Its spread around the globe was first due to traditional medicinal uses and, to a smaller extent, ornamental value. Again from the above link:
Turnera ulmifolia is grown as ornamental for its showy yellow flowers that blossom year-round…Plants are also used as border plants and ground cover…A tea made from leaves of this species is used in traditional medicine in South America and the West Indies to treat gastrointestinal problems (constipation, diarrhea), colds and flu, and circulatory problems (heart palpitations), menstrual spasms, and dermatological issues.
viper’s bugloss: another very interesting common name, and it is a wonderful shade of blue as well.
and did you know that “bugloss” means cow tongue due to the way the points curve back just like the rough surface of a bovine tongue.?
So pretty! How big is that flower in real life?
I just read that it’s about 2 1/2 inches, 6 cm. I don’t remember it being that big, more like 5 cm or a little less. Well, sort of pansy size.
The related species Damiana (Turnera diffusa) is made into a liquer which I first tasted in Baja California. It is very good and is touted as, you guessed it, having an aphrodisiac effect.
In the Philippines, we call them sundrops, maybe because they have this habit of waiting for sunshine (or its warmth?) before opening up. On rainy or cloudy days, they don’t open up fully. They reseed like crazy and could really become invasive, but nonetheless a very charming plant.
I realise your comment on the aphrodisiac effects was at least partly in jest but, of course, the Passionflower gets its name from the torture/murder of Jesus Christ rather than any romantic passion.
From the Oxford English Dictionary:
1582 N. MONARDES Simplic. Medicament. ex Novo Orbe 17 Elegans est cum fructu onusta conspicitur, propterius amplitudinem, florem habet albæ rosæ persimilem, in cuius foliis aliquæ veluti passionis Christi figuræ delineatæ conspiciuntur.]
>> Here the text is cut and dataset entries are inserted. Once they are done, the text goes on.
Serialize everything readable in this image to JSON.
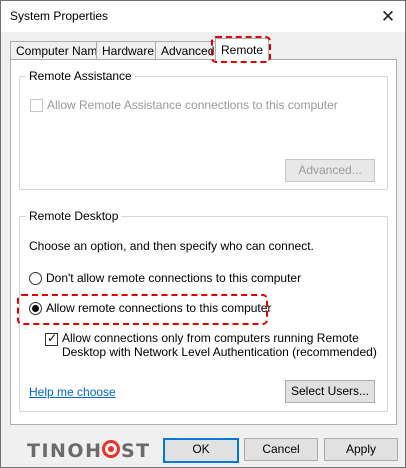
{
  "window": {
    "title": "System Properties"
  },
  "tabs": [
    {
      "label": "Computer Name"
    },
    {
      "label": "Hardware"
    },
    {
      "label": "Advanced"
    },
    {
      "label": "Remote"
    }
  ],
  "remote_assistance": {
    "group_title": "Remote Assistance",
    "checkbox_label": "Allow Remote Assistance connections to this computer",
    "checkbox_checked": false,
    "advanced_button": "Advanced..."
  },
  "remote_desktop": {
    "group_title": "Remote Desktop",
    "instructions": "Choose an option, and then specify who can connect.",
    "option_dont_allow": "Don't allow remote connections to this computer",
    "option_allow": "Allow remote connections to this computer",
    "selected_option": "allow",
    "nla_line1": "Allow connections only from computers running Remote",
    "nla_line2": "Desktop with Network Level Authentication (recommended)",
    "nla_checked": true,
    "help_link": "Help me choose",
    "select_users_button": "Select Users..."
  },
  "footer": {
    "ok_button": "OK",
    "cancel_button": "Cancel",
    "apply_button": "Apply",
    "watermark": "TINOHOST"
  }
}
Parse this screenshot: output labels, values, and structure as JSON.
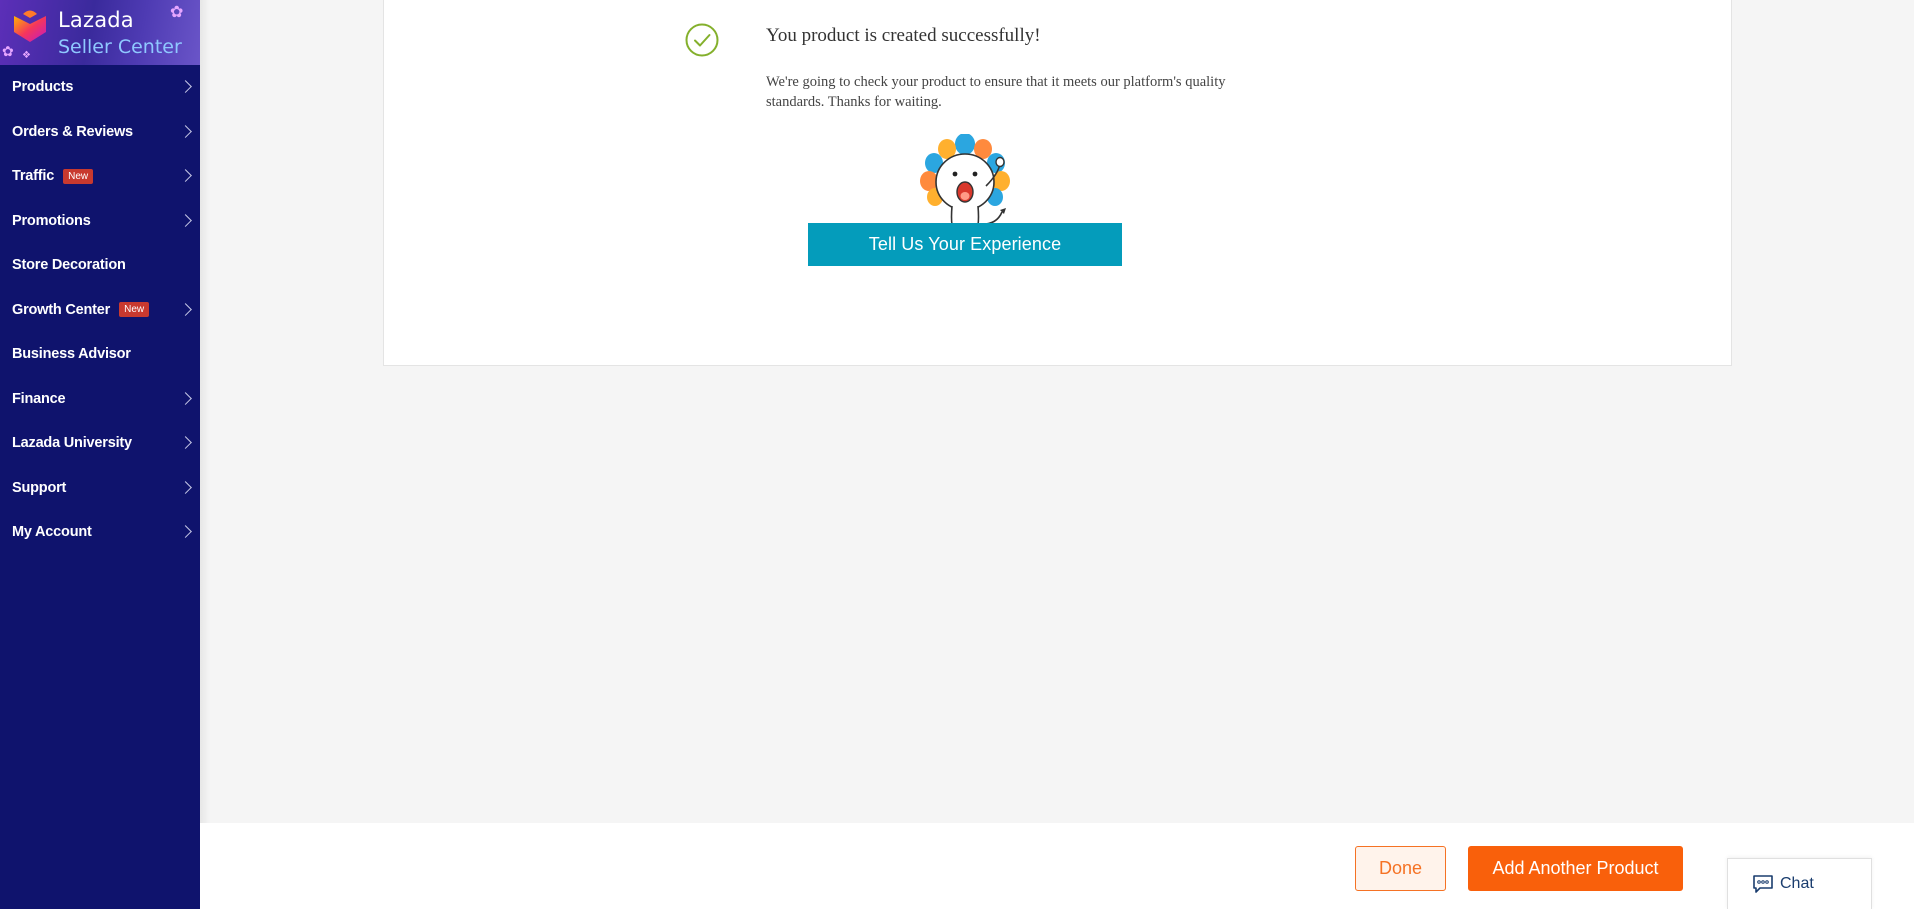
{
  "brand": {
    "name": "Lazada",
    "subtitle": "Seller Center"
  },
  "sidebar": {
    "items": [
      {
        "label": "Products",
        "has_chevron": true
      },
      {
        "label": "Orders & Reviews",
        "has_chevron": true
      },
      {
        "label": "Traffic",
        "badge": "New",
        "has_chevron": true
      },
      {
        "label": "Promotions",
        "has_chevron": true
      },
      {
        "label": "Store Decoration",
        "has_chevron": false
      },
      {
        "label": "Growth Center",
        "badge": "New",
        "has_chevron": true
      },
      {
        "label": "Business Advisor",
        "has_chevron": false
      },
      {
        "label": "Finance",
        "has_chevron": true
      },
      {
        "label": "Lazada University",
        "has_chevron": true
      },
      {
        "label": "Support",
        "has_chevron": true
      },
      {
        "label": "My Account",
        "has_chevron": true
      }
    ]
  },
  "main": {
    "success_title": "You product is created successfully!",
    "success_desc_line1": "We're going to check your product to ensure that it meets our platform's quality",
    "success_desc_line2": "standards. Thanks for waiting.",
    "feedback_button": "Tell Us Your Experience"
  },
  "footer": {
    "done_label": "Done",
    "add_label": "Add Another Product"
  },
  "chat": {
    "label": "Chat"
  },
  "colors": {
    "sidebar_bg": "#0f136d",
    "accent_orange": "#f9600b",
    "feedback_teal": "#049cbb",
    "success_green": "#84b02c",
    "badge_red": "#c8392f"
  }
}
I can’t speak Latin but with the help of an online translator that couldn’t either and Perseus (search for Perseus Lewis Short for Latin, the Greek Lexicon is excellent, too) I would suggest this means:
Elegant it is to see when fruit-burdened, on account of their abundance [or wide extent of the plant?], the flowers have a great similarity to the white rose[?], and in its petals [foliis means leaf but that was what petals were called then] some perceive a comparison to the shapes of the passion of Christ traced out.
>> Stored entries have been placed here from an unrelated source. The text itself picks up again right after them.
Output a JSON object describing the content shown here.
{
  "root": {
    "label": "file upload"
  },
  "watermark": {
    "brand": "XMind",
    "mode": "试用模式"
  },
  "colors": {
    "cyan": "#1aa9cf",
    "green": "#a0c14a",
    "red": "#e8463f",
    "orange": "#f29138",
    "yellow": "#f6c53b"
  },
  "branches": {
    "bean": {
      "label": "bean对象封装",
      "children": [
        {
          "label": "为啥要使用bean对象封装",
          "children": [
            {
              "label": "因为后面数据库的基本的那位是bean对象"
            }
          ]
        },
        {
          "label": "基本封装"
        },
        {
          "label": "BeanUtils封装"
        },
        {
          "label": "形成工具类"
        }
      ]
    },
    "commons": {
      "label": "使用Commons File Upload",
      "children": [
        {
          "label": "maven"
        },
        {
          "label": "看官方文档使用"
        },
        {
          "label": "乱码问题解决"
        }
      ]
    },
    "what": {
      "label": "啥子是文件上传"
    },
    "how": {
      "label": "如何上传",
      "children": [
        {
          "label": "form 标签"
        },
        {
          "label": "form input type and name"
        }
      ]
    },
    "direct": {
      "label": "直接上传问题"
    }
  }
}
The first three quotes in English give a stepwise increase in sarcasm.
1613 S. PURCHAS Pilgrimage VIII. ii. 616 The flower of the Granadille they say..hath the marks of the Passion, Nailes, Pillar, Whippes, Thornes, Wounds.]
1633 T. JOHNSON Gerard’s Herball (new ed.) App. 1591 Maracoc or Passion-floure. The Spanish Friers for some imaginarie resemblances..first called it Flos Passionis.
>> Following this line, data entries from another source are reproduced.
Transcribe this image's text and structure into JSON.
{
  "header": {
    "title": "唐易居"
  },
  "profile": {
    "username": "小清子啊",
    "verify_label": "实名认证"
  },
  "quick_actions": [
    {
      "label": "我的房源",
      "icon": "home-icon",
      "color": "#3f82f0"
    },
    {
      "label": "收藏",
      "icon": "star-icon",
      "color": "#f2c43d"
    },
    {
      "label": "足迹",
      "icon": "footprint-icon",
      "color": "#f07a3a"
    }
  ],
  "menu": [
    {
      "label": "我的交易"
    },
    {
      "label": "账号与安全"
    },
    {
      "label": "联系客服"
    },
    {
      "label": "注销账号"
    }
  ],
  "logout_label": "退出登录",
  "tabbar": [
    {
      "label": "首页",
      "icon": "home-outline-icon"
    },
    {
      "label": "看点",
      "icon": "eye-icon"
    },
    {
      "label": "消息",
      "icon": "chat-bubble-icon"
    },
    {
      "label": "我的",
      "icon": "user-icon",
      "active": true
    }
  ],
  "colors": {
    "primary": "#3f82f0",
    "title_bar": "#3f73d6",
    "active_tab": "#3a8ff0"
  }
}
1689 N. TATE tr. A. Cowley 3rd Pt. Wks. IV. 92 Flos Passionia christi. The Passion-Flower, or Virginian Climber. The first of these Names was given it by the Jesuites, who pretend to find in it all the Instruments of our Lord’s Passion; not so easily discern’d by men of Senses not so fine as they.
I find it comforting that the tradition of ridiculing the name is almost as old as the name itself.